History of American Exploration from 1792 to 1800
About the history of American exploration from 1792 to 1800 including explorations of von Homboldt and Mackenzie.
A CHRONOLOGY OF THE EXPLORATION OF THE AMERICAS
1792-1793 After going back to England to study astronomy and navigation and to buy instruments to calculate position, Alexander Mackenzie returned to Canada in another attempt to find a river route to the Pacific. In a 25-ft.-long canoe Mackenzie and his 10-man party set off on May 9, 1793, down the Peace River from their winter headquarters, Fort Fork, an outpost 200 mi. from Fort Chippewyan. The canoe was "so light that two men could carry her on a good road 3 or 4 mi. without resting," yet it was able to transport the contingent of men plus 3,000 lb. of supplies. The going was easy until, a few days after sighting the Rockies, they came upon 25 mi. of cascading rapids in the Peace River canyon and were forced to portage and pole their canoe, bailing it out with sponges. On May 31 they reached the fork of the turbulent Parsnip River and the broad Finlay River. In spite of the Finlay's appeal, Mackenzie, remembering the advice given him by a Beaver Indian, chose the Parsnip--correctly. After portaging to the Continental Divide, they continued their travels, once wrecking their canoe in the rapids and patching it up, then moving on at Mackenzie's urging. When hostile Indians threatened to attack, Mackenzie, needing their knowledge of the land, risked his life to walk along the opposite bank of the stream, flashing mirrors and trinkets. His stratagem worked. The group reached the Pacific, where Mackenzie made astronomical observations and wrote on a rock with vermilion dye and grease, "Alex Mackenzie from Canada by land 22 July, 1793." In four weeks they were back in Fort Fork. Mackenzie's plan for a continental, Canadian-based fur-trading company, outlined in his book Voyages from Montreal (1801), spurred Thomas Jefferson to thwart Canadian expansion by sending the Lewis and Clark expedition west in 1803.

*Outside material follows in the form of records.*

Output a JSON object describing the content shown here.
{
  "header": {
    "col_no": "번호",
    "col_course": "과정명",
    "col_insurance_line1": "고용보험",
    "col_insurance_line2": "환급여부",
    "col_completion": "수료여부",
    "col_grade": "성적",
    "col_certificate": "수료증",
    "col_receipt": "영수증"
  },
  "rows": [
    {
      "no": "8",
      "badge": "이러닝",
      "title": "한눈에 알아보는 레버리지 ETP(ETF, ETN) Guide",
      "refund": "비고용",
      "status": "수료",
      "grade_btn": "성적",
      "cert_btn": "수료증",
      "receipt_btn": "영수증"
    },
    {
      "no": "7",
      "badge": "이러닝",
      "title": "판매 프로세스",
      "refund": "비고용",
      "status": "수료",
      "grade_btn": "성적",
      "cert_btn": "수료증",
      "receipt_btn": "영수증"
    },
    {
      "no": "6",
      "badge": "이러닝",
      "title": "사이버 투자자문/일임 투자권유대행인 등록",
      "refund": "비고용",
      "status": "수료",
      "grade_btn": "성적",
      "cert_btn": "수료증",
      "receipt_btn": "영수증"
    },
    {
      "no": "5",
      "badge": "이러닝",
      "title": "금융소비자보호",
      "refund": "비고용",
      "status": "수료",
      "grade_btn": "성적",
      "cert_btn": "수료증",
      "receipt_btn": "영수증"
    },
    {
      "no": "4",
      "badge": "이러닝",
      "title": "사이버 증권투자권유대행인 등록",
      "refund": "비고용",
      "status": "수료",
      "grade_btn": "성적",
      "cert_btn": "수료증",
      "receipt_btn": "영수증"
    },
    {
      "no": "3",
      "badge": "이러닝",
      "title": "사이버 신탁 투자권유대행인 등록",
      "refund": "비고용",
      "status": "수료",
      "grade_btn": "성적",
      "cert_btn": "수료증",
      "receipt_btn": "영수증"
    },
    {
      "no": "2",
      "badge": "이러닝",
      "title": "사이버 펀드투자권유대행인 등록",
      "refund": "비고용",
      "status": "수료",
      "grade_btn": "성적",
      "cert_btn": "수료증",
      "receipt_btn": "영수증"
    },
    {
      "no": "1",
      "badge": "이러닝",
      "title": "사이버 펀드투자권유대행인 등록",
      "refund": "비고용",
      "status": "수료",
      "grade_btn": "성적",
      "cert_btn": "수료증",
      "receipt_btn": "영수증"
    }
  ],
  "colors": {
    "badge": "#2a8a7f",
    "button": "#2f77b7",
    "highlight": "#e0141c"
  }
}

1797-1811 In 14 years of exploration, Welshman David Thompson, trader-surveyor for the North West Company, covered more than 50,000 mi. of territory in Canada and the U.S. in a canoe, on horseback, or on foot.

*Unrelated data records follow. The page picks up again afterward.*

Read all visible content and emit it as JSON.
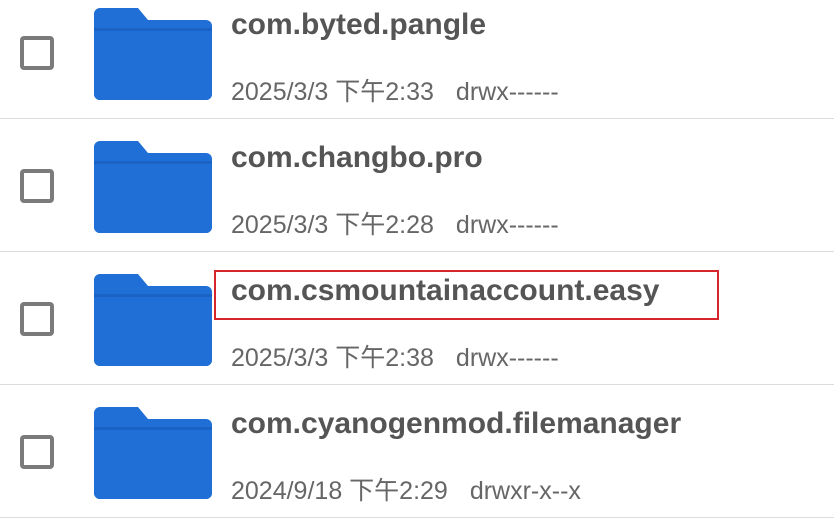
{
  "colors": {
    "folder": "#1f6fd6",
    "folder_tab": "#1a63c4",
    "highlight": "#d6252b",
    "name_text": "#555555",
    "meta_text": "#666666"
  },
  "rows": [
    {
      "name": "com.byted.pangle",
      "date": "2025/3/3 下午2:33",
      "perm": "drwx------",
      "icon": "folder-icon"
    },
    {
      "name": "com.changbo.pro",
      "date": "2025/3/3 下午2:28",
      "perm": "drwx------",
      "icon": "folder-icon"
    },
    {
      "name": "com.csmountainaccount.easy",
      "date": "2025/3/3 下午2:38",
      "perm": "drwx------",
      "icon": "folder-icon",
      "highlighted": true
    },
    {
      "name": "com.cyanogenmod.filemanager",
      "date": "2024/9/18 下午2:29",
      "perm": "drwxr-x--x",
      "icon": "folder-icon"
    }
  ]
}
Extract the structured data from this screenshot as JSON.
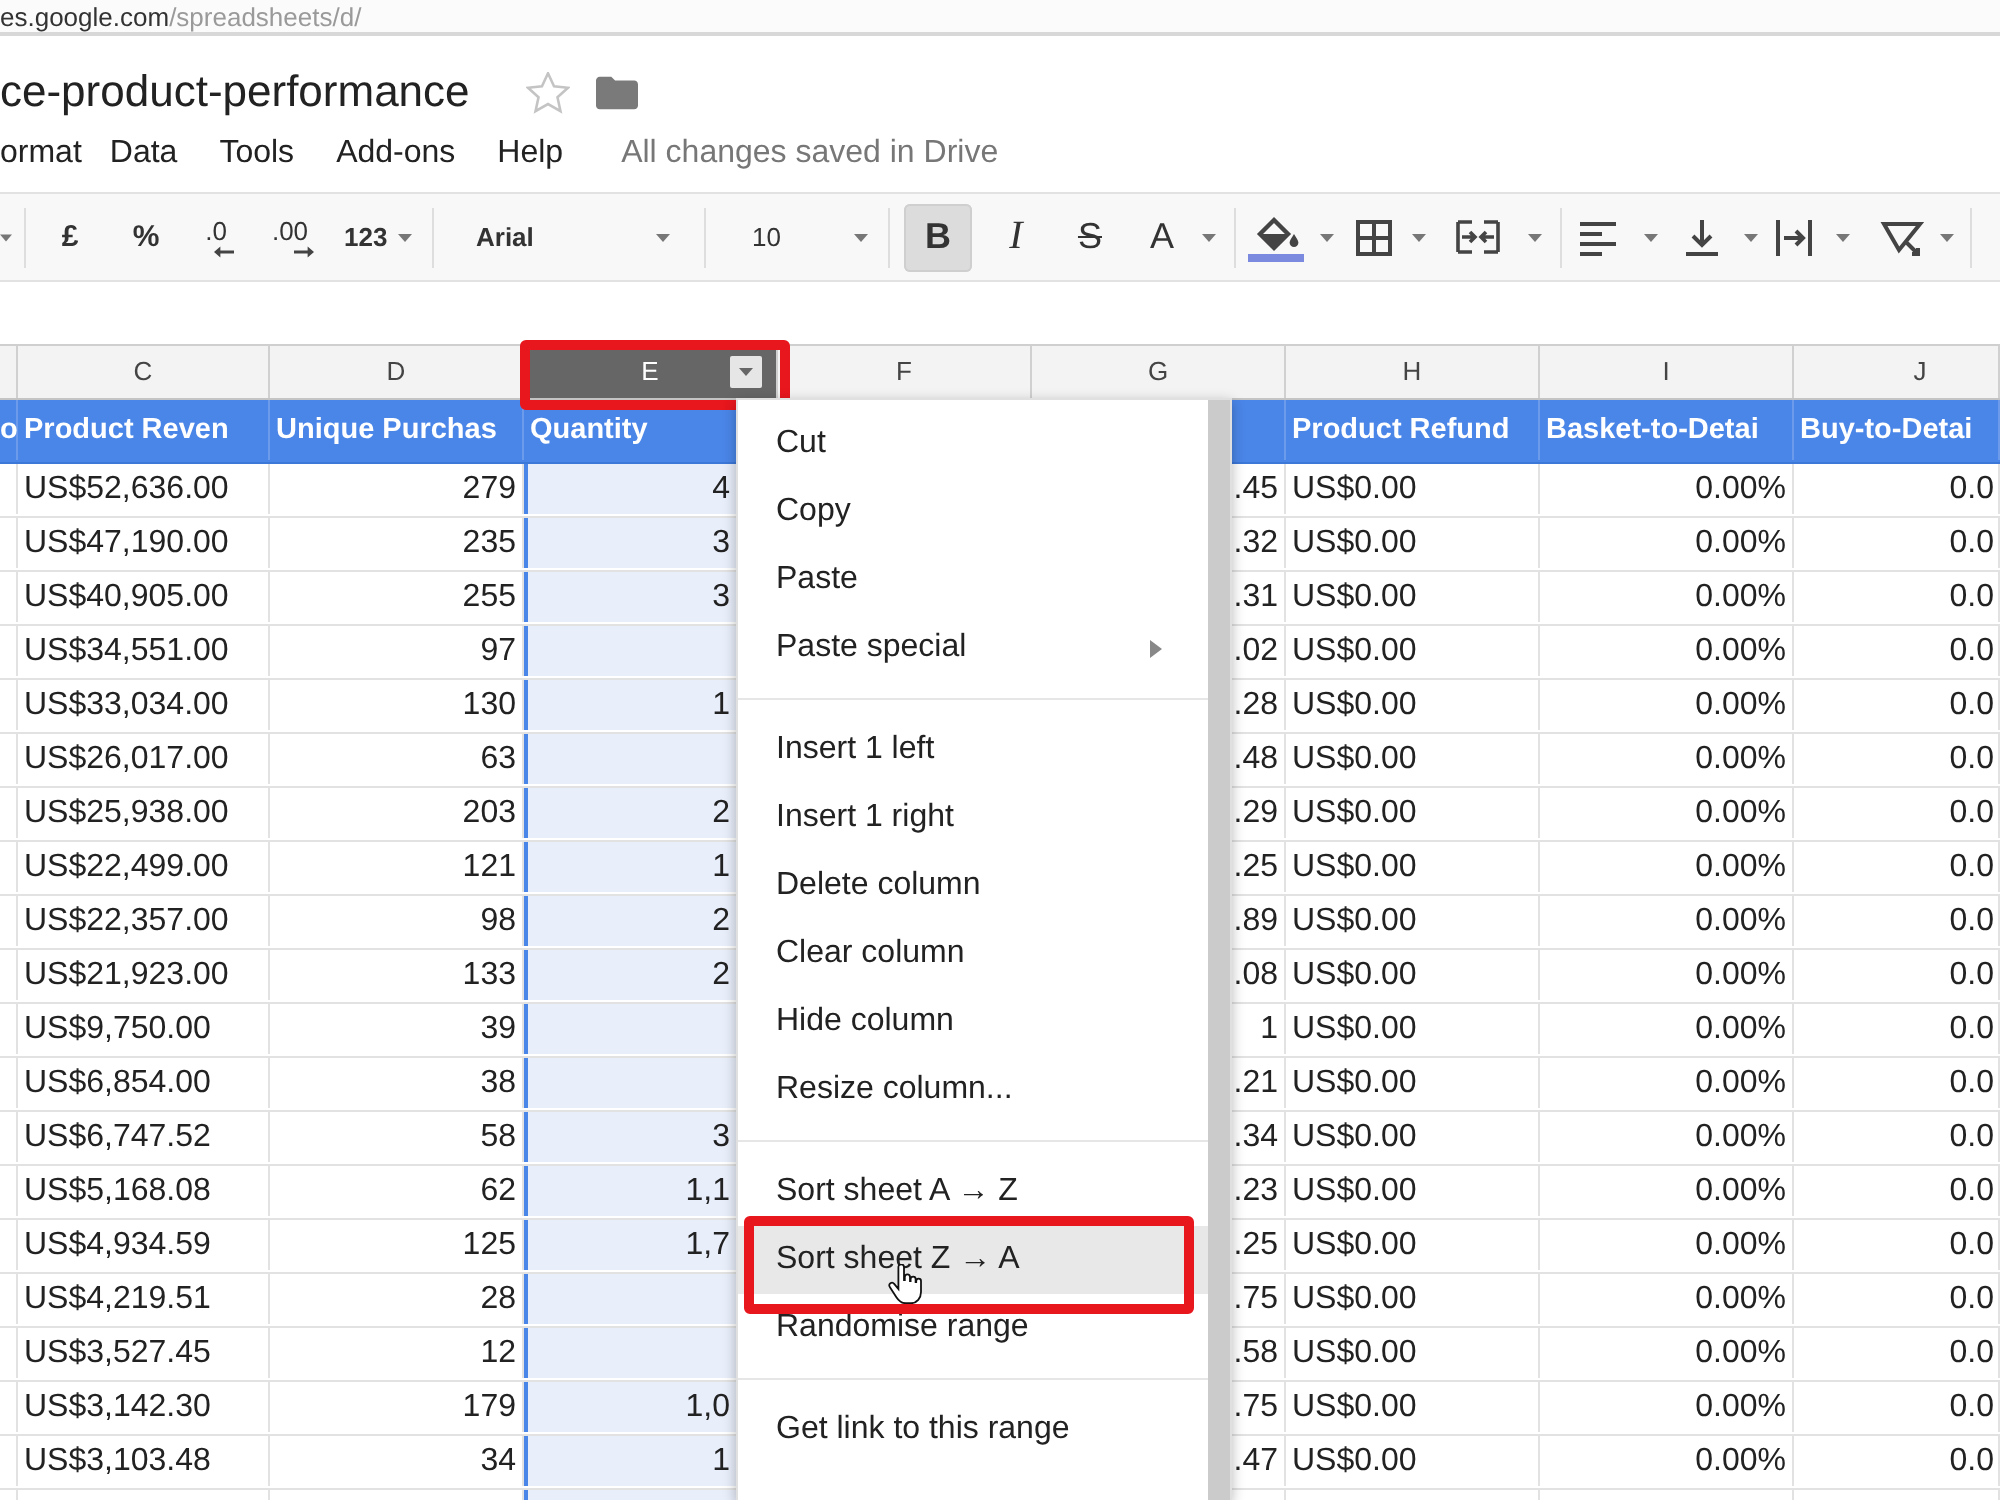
{
  "browser": {
    "url_host": "es.google.com",
    "url_path": "/spreadsheets/d/"
  },
  "document": {
    "title": "ce-product-performance",
    "starred": false
  },
  "menubar": {
    "items": [
      "ormat",
      "Data",
      "Tools",
      "Add-ons",
      "Help"
    ],
    "save_status": "All changes saved in Drive"
  },
  "toolbar": {
    "number_buttons": [
      "£",
      "%",
      ".0",
      ".00"
    ],
    "number_format": "123",
    "font": "Arial",
    "font_size": "10",
    "style_buttons": [
      {
        "label": "B",
        "selected": true
      },
      {
        "label": "I",
        "selected": false
      },
      {
        "label": "S",
        "selected": false
      },
      {
        "label": "A",
        "selected": false
      }
    ]
  },
  "sheet": {
    "columns": [
      {
        "heading": "o",
        "selected": false,
        "outlined": false
      },
      {
        "letter": "C",
        "kind": "currency",
        "heading": "Product Reven",
        "selected": false,
        "outlined": false
      },
      {
        "letter": "D",
        "kind": "number",
        "heading": "Unique Purchas",
        "selected": false,
        "outlined": false
      },
      {
        "letter": "E",
        "kind": "number",
        "heading": "Quantity",
        "selected": true,
        "outlined": true
      },
      {
        "letter": "F",
        "selected": false,
        "outlined": false
      },
      {
        "letter": "G",
        "kind": "number",
        "selected": false,
        "outlined": false
      },
      {
        "letter": "H",
        "kind": "currency",
        "heading": "Product Refund",
        "selected": false,
        "outlined": false
      },
      {
        "letter": "I",
        "kind": "percent",
        "heading": "Basket-to-Detai",
        "selected": false,
        "outlined": false
      },
      {
        "letter": "J",
        "kind": "percent",
        "heading": "Buy-to-Detai",
        "selected": false,
        "outlined": false
      }
    ],
    "rows": [
      {
        "C": "US$52,636.00",
        "D": "279",
        "E": "4",
        "G": ".45",
        "H": "US$0.00",
        "I": "0.00%",
        "J": "0.0"
      },
      {
        "C": "US$47,190.00",
        "D": "235",
        "E": "3",
        "G": ".32",
        "H": "US$0.00",
        "I": "0.00%",
        "J": "0.0"
      },
      {
        "C": "US$40,905.00",
        "D": "255",
        "E": "3",
        "G": ".31",
        "H": "US$0.00",
        "I": "0.00%",
        "J": "0.0"
      },
      {
        "C": "US$34,551.00",
        "D": "97",
        "G": ".02",
        "H": "US$0.00",
        "I": "0.00%",
        "J": "0.0"
      },
      {
        "C": "US$33,034.00",
        "D": "130",
        "E": "1",
        "G": ".28",
        "H": "US$0.00",
        "I": "0.00%",
        "J": "0.0"
      },
      {
        "C": "US$26,017.00",
        "D": "63",
        "G": ".48",
        "H": "US$0.00",
        "I": "0.00%",
        "J": "0.0"
      },
      {
        "C": "US$25,938.00",
        "D": "203",
        "E": "2",
        "G": ".29",
        "H": "US$0.00",
        "I": "0.00%",
        "J": "0.0"
      },
      {
        "C": "US$22,499.00",
        "D": "121",
        "E": "1",
        "G": ".25",
        "H": "US$0.00",
        "I": "0.00%",
        "J": "0.0"
      },
      {
        "C": "US$22,357.00",
        "D": "98",
        "E": "2",
        "G": ".89",
        "H": "US$0.00",
        "I": "0.00%",
        "J": "0.0"
      },
      {
        "C": "US$21,923.00",
        "D": "133",
        "E": "2",
        "G": ".08",
        "H": "US$0.00",
        "I": "0.00%",
        "J": "0.0"
      },
      {
        "C": "US$9,750.00",
        "D": "39",
        "G": "1",
        "H": "US$0.00",
        "I": "0.00%",
        "J": "0.0"
      },
      {
        "C": "US$6,854.00",
        "D": "38",
        "G": ".21",
        "H": "US$0.00",
        "I": "0.00%",
        "J": "0.0"
      },
      {
        "C": "US$6,747.52",
        "D": "58",
        "E": "3",
        "G": ".34",
        "H": "US$0.00",
        "I": "0.00%",
        "J": "0.0"
      },
      {
        "C": "US$5,168.08",
        "D": "62",
        "E": "1,1",
        "G": ".23",
        "H": "US$0.00",
        "I": "0.00%",
        "J": "0.0"
      },
      {
        "C": "US$4,934.59",
        "D": "125",
        "E": "1,7",
        "G": ".25",
        "H": "US$0.00",
        "I": "0.00%",
        "J": "0.0"
      },
      {
        "C": "US$4,219.51",
        "D": "28",
        "G": ".75",
        "H": "US$0.00",
        "I": "0.00%",
        "J": "0.0"
      },
      {
        "C": "US$3,527.45",
        "D": "12",
        "G": ".58",
        "H": "US$0.00",
        "I": "0.00%",
        "J": "0.0"
      },
      {
        "C": "US$3,142.30",
        "D": "179",
        "E": "1,0",
        "G": ".75",
        "H": "US$0.00",
        "I": "0.00%",
        "J": "0.0"
      },
      {
        "C": "US$3,103.48",
        "D": "34",
        "E": "1",
        "G": ".47",
        "H": "US$0.00",
        "I": "0.00%",
        "J": "0.0"
      }
    ]
  },
  "context_menu": {
    "sections": [
      {
        "items": [
          {
            "label": "Cut",
            "submenu": false,
            "hovered": false,
            "outlined": false
          },
          {
            "label": "Copy",
            "submenu": false,
            "hovered": false,
            "outlined": false
          },
          {
            "label": "Paste",
            "submenu": false,
            "hovered": false,
            "outlined": false
          },
          {
            "label": "Paste special",
            "submenu": true,
            "hovered": false,
            "outlined": false
          }
        ]
      },
      {
        "items": [
          {
            "label": "Insert 1 left",
            "submenu": false,
            "hovered": false,
            "outlined": false
          },
          {
            "label": "Insert 1 right",
            "submenu": false,
            "hovered": false,
            "outlined": false
          },
          {
            "label": "Delete column",
            "submenu": false,
            "hovered": false,
            "outlined": false
          },
          {
            "label": "Clear column",
            "submenu": false,
            "hovered": false,
            "outlined": false
          },
          {
            "label": "Hide column",
            "submenu": false,
            "hovered": false,
            "outlined": false
          },
          {
            "label": "Resize column...",
            "submenu": false,
            "hovered": false,
            "outlined": false
          }
        ]
      },
      {
        "items": [
          {
            "label": "Sort sheet A → Z",
            "submenu": false,
            "hovered": false,
            "outlined": false
          },
          {
            "label": "Sort sheet Z → A",
            "submenu": false,
            "hovered": true,
            "outlined": true
          },
          {
            "label": "Randomise range",
            "submenu": false,
            "hovered": false,
            "outlined": false
          }
        ]
      },
      {
        "items": [
          {
            "label": "Get link to this range",
            "submenu": false,
            "hovered": false,
            "outlined": false
          }
        ]
      }
    ]
  }
}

1799-1804 German scientist Alexander von Humboldt (1769-1859) had given up on finding other scientists to accompany him on his South American expedition when, on a Paris hotel stairs, he spotted a man carrying what appeared to be a specimen box and introduced himself. It was a serendipitous meeting. The man was Aime Bonpland (1773-1858), a young French botanist, who accompanied Von Humboldt on his epic 37,000 mi. of exploration, "travelling for the acquisition of knowledge," as Von Humboldt's passport read. On their two trips--the first to the Amazon (1799-1800) and the second to the Andes (1801-1803)--they discovered and surveyed the Casiquiare River, proving that it links the Amazon and Orinoco; made a geological survey of the Andes; set a 30-year men's altitude record by climbing 20,561 ft. up Mt. Chimborazo; collected more than 60,000 plants, 6,300 of them previously unknown to European botanists; took more than 1,500 measurements; found evidence to prove Von Humboldt's theory that volcanoes mark faults in the earth's crust; studied tropical storms; discovered the Humboldt Current in the Pacific; discovered the value of guano (bird droppings), later imported to Europe for fertilizer at Von Humboldt's instigation. Their adventures and near escapes were many. They unknowingly bathed in a mudhole inhabited by electric eels, one of which later zapped Von Humboldt when he stepped on its tail preparatory to dissecting it; Von Humboldt narrowly escaped death when a demented guide tried to poison him with curare; and Bonpland fell in love with Samba, a part-Indian girl who broke his heart by jilting him. Von Humboldt later wrote of the trip: "Every object declares the grandeur of the power, the tenderness of Nature, from the boa constrictor, which can swallow a horse, down to the hummingbird, balancing itself on the chalice of a flower." His 29 books about South America, containing 1,426 maps and illustrations, cost 180,000 francs to publish--a sum he himself paid.